Most previous randomized studies reported the superiority of insulin combined with metformin in reducing HbA1c, weight gain, insulin dose or hypoglycemia compared with insulin alone or insulin plus other OADs, whereas they were not always concordant with each other (14, 16–18). In a study by Hollander et al., insulin plus metformin was reported to be associated with more HbA1c reduction, less weight gain and lower hypoglycemia rates compared with insulin plus sulfonylurea (17). Nevertheless, in a study by Lund et al., insulin plus metformin showed less weight gain (2.22 vs. 4.73 kg) but equivalent HbA1c reduction (from 8.15 ± 1.32 to 6.72 ± 0.66% vs. 8.07 ± 1.49 to 6.90 ± 0.66%) compared with insulin plus repaglinide (26). Strowig et al. also reported lower weight gain (0.5 vs. 4.4 kg) and fewer hypoglycemic episodes (0.6 vs. 2.0/1.7 episodes/person/month) in insulin plus metformin group compared with insulin alone or insulin plus troglitazone but a comparable average reduction in HbA1c with insulin plus metformin as with insulin alone (both from 8.8 ± 1.2 to 7.1 ± 1.0%) (16). However, previous randomized studies did not specify the type of insulin as basal insulin (16, 26) or the participants as insulin-naïve patients who initiated BI therapy due to suboptimal glucose control on OADs (17).

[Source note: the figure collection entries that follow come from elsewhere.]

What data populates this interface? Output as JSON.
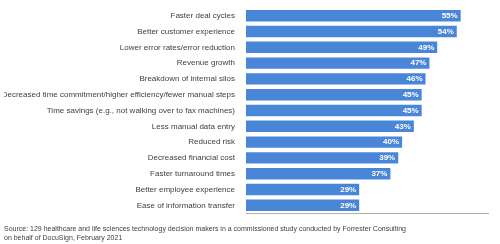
{
  "chart_data": {
    "type": "bar",
    "orientation": "horizontal",
    "categories": [
      "Ease of information transfer",
      "Better employee experience",
      "Faster turnaround times",
      "Decreased financial cost",
      "Reduced risk",
      "Less manual data entry",
      "Time savings (e.g., not walking over to fax machines)",
      "Decreased time commitment/higher efficiency/fewer manual steps",
      "Breakdown of internal silos",
      "Revenue growth",
      "Lower error rates/error reduction",
      "Better customer experience",
      "Faster deal cycles"
    ],
    "values": [
      29,
      29,
      37,
      39,
      40,
      43,
      45,
      45,
      46,
      47,
      49,
      54,
      55
    ],
    "value_labels": [
      "29%",
      "29%",
      "37%",
      "39%",
      "40%",
      "43%",
      "45%",
      "45%",
      "46%",
      "47%",
      "49%",
      "54%",
      "55%"
    ],
    "data_labels": true,
    "color": "#4a86d8",
    "xlim": [
      0,
      62
    ],
    "xticks": [],
    "tick_labels": "y",
    "grid": false,
    "annotations": [
      "Source: 129 healthcare and life sciences technology decision makers in a commissioned study conducted by Forrester Consulting\non behalf of DocuSign, February 2021"
    ]
  }
}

Given the current guidelines consistently recommend timely initiating insulin therapy when glycemic target cannot be maintained by OADs in addition to lifestyle management, and that BI is considered as the most appropriate initial insulin regimen,(9, 10) this real-world study correspondingly investigated the effectiveness and safety of initiating BI plus metformin in Chinese T2DM patients of which the results can further support its application in China.
Strengths of this analysis are its large size, wide geographic variation and reliance on data from prospective, real-world clinical practice, which make the findings in our study more representative for a broader population of those patients and more capable of reflecting actual medication practice and its effectiveness and safety than in traditional randomized clinical trials. In addition, appropriate adjustments for various potential clinical and non-clinical factors improved the robustness of this statistical analysis.
One major limitation of this study was the possibility of confounding, which was one of the common flaws in observational studies. Although propensity score-adjusted regression model was applied to address confounding by covariates of baseline characteristics and factors at 6-month follow-up were also controlled, some differences between groups may be still present. Moreover, given its large size, the statistical difference may not necessarily conclude the clinical relevance. Another limitation is that data on eGFR reflecting renal function and gastrointestinal side effects were not collected. Finally, as this study only evaluated the outcomes of glycemic control, weight and hypoglycemia due to the short follow-up period, the impact on long-term outcomes such as microvascular or macrovascular complications and death were not assessed.